21 Temmuz 2009 Salı

Şile İmrenli Köyü

...ve en sonunda geri döndüm. 2009'un başından beri her boş zamanımda yüksek lisans projemi yazdım: "türk iş hukukunda asıl işveren alt işveren ilişkisi". sonunda teslim ettim ve kabul edildi. tahmin edeceğiniz üzere epey acılı bir süreç oldu. gündüzleri işte, geceleri evde bilgisayar başındaydım. bana inanacak mısınız bilmiyorum ama saçlarım ağardı bu kadar zamanda. ama sonunda bitti.

benim gibi bir adam bu kadar uzun süre eve kapatılırsa ne olacağını tahmin etmişsinizdir. aşırı gergin bir insan oldum. teslim ettikten sonra ise ilk düşündüğüm yeniden gezmeye başlamak oldu. hemen program yapmaya başladık hanımla. meltem'in kanada'ya yerleştiği için uzun süredir görmediği bir arkadaşı geliyordu. cumhuriyet köy'de 'beyaz bahçe' adlı yeşillikler içindeki bir yerde buluştuk. uzun uzun gezilerden, programlardan, yaptıklarımızdan ve yapacaklarımızdan konuştuk. bir yandan da mangal yaptık, yedik, içtik, eğlendik.

akşam olduğunda hep birlikte şile'ye gittik. şile'de kısa bir alışveriş molasının ardından imrenli köyü'ne geçtik. sahilde güzel bir akşam yemeği yedik. muhabbet burada da devam etti. hava kararmaya başlarken oturduğumuz yerin önündeki kumsalda meşaleler, denizde ise mumlar yakılmaya başladı. çok güzel, ışıl ışıl bir manzara oluşturuldu. bir yanda yıldızlar, bir yanda meşaleler. gecenin ilerleyen saatlerinde arkadaşlarımız gitti. biz hanımla kamp malzemelerimizi arabadan çıkartıp kumsalda sakin bir köşe bulup rastgele kampımızı attık.

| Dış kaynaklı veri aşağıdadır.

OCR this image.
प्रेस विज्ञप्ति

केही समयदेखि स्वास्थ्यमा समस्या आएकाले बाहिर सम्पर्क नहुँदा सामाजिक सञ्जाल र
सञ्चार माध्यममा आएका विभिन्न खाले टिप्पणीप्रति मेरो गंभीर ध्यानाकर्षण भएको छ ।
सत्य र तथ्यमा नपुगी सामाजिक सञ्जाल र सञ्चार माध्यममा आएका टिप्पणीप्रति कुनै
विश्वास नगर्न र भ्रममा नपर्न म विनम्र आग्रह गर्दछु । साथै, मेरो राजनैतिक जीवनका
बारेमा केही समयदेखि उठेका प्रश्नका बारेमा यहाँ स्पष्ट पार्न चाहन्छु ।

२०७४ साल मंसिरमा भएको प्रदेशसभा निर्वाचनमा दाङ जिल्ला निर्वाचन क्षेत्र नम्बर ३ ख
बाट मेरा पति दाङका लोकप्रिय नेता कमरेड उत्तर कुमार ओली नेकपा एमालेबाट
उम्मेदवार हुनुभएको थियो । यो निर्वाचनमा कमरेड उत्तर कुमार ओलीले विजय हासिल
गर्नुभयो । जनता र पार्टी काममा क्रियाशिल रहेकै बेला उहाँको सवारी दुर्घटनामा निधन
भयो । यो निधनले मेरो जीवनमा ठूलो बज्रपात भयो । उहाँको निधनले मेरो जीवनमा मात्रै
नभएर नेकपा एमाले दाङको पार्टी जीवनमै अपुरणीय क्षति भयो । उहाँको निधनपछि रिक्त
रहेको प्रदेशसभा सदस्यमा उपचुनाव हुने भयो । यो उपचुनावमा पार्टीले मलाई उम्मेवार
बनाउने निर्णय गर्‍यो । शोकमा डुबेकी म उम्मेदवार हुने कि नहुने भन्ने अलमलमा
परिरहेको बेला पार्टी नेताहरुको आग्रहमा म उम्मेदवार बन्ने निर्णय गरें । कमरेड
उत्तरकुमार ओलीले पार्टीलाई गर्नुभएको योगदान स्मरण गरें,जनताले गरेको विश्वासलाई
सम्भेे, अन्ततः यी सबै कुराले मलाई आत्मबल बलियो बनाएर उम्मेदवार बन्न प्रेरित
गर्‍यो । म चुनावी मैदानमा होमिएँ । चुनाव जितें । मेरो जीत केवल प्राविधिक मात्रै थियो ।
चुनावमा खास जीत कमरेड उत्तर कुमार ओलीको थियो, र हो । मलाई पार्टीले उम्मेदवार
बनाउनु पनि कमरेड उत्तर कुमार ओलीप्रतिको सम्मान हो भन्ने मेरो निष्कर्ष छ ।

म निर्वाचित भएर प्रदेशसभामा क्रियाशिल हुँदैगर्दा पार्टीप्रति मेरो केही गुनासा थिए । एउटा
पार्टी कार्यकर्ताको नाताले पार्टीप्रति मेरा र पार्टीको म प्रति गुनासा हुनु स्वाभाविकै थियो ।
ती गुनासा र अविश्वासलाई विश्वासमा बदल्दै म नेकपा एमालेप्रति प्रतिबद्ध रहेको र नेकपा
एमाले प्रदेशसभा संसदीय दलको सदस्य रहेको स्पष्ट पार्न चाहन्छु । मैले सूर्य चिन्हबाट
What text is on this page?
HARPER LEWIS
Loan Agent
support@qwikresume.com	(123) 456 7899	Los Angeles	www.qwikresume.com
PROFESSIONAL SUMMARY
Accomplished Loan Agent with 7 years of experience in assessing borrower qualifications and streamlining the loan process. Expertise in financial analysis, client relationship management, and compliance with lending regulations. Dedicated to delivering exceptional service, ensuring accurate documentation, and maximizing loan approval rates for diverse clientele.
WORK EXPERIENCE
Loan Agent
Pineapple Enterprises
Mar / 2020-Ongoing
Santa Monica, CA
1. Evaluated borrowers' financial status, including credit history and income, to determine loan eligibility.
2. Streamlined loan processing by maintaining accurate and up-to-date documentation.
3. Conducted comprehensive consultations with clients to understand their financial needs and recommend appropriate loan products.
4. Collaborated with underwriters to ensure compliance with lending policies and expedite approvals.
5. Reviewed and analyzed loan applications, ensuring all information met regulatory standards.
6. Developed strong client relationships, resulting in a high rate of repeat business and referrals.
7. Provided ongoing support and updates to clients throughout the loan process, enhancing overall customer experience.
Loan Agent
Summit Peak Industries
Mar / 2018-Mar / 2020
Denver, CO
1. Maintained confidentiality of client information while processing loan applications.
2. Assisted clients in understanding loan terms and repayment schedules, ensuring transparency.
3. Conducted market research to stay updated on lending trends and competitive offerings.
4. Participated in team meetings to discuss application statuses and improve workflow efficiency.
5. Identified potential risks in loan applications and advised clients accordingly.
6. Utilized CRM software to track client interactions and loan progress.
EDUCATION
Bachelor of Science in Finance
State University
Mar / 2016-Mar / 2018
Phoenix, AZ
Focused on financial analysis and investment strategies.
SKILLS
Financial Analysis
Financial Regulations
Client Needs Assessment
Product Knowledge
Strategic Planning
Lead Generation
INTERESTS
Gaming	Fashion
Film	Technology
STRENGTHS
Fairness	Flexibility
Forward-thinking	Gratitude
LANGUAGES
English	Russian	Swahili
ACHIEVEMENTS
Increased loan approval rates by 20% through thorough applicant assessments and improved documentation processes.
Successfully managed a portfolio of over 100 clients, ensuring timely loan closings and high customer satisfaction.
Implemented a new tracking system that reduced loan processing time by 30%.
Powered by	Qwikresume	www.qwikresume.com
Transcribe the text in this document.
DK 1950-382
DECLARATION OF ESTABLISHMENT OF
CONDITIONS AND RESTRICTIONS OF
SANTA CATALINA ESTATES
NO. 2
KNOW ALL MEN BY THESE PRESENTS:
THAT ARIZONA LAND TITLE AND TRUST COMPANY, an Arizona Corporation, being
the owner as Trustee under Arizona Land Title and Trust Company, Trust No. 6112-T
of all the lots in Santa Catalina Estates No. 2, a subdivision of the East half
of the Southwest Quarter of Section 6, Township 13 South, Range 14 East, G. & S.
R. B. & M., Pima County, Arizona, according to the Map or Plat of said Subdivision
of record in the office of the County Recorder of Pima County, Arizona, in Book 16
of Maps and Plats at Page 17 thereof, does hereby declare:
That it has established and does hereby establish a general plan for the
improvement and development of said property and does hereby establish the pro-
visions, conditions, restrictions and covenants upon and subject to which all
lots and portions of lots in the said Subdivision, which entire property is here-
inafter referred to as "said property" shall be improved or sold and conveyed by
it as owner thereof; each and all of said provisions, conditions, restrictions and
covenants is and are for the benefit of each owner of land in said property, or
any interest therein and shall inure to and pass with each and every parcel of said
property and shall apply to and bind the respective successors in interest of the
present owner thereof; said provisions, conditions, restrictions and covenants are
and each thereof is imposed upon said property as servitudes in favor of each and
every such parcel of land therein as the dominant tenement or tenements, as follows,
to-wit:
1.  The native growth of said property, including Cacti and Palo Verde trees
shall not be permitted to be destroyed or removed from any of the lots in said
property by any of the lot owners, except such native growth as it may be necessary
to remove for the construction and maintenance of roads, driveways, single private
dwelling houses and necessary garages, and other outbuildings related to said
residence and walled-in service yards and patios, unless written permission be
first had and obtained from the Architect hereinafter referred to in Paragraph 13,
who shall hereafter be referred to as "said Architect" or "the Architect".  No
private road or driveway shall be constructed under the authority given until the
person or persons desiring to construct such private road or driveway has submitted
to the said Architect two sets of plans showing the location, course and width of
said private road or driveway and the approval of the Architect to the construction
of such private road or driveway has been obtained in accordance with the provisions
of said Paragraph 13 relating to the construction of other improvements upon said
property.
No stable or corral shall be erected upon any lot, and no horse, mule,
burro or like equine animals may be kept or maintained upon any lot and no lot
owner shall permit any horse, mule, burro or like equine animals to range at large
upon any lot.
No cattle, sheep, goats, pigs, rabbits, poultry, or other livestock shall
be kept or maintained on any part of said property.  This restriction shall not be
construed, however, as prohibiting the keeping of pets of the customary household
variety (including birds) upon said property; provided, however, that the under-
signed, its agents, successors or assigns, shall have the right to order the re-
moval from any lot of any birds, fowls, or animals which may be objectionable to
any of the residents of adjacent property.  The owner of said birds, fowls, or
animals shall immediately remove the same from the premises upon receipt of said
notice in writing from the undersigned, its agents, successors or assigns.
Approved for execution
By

sabah çadırın içi ısınmaya başladığında uyandık. kampımızı bir kamp yerine atmamıştık çünkü genellikle kamp yerleri çok gürültülü oluyor. kumsala atarken de jandarma'nın izin vermeyeceği konusunda uyarıldık ama neyse ki sorunsuz bir gece geçirdik. sahildeki yerleri bırakıp yolun karşısındaki bir yerde tost yedik. yarım ekmeğe karışık tost 3 TL. daha iyisi olamaz. kahvaltıdan sonra kampımızı yeniden arabaya yükledik ve evimize yöneldik. temiz hava bizi çarpmadan ve karadeniz'in buz gibi sularında hasta olmadan kaçmaya karar verdik.

biz imrenli'de denize girmek dışında yapılabilecek pek birşey göremedik. çok güzel bir kumsalı var. yazları şezlong ve şemsiye kiralanıyor. basit ihtiyaçları karşılayacak yerler de var. bununla birlikte ağva'ya ve şile'ye çok yakın. internette imrenli hakkında yaptığım araştırmada da yalnızca bol miktarda "satılık yazlık" ilanı bulabildim.

biz bu ilk gezimizde erken bir dönüş yapıp bünyeyi fazla zorlamayalım dedik. yavaş yavaş, çarpmasın fazla temiz hava...

2 yorum:

Unknown dedi ki...

imrenli güzel fakat bu yemek yediğiniz yer haftasonu geceleri düğün salonu gibi öyle bir müzik yayını yapıyorki dayanılacak gibi değil birde imren otel sahilde hoparlörleri açıyor artık gece 2-3 kadar dayanılacak gibi değil sanırım size rastlamamış.bizi imrenliden uzaklaştırdılar.Defalarca şikayet etmeme rağmen yerel yöneticilerde hiçbir şey yapmadılar.Bu güzelim yerleri böyle işletmeler mahvediyor aslında

özgür avukat dedi ki...

bunları duymuş olduğuma çok üzüldüm. güzelim yerlere yazık oluyor.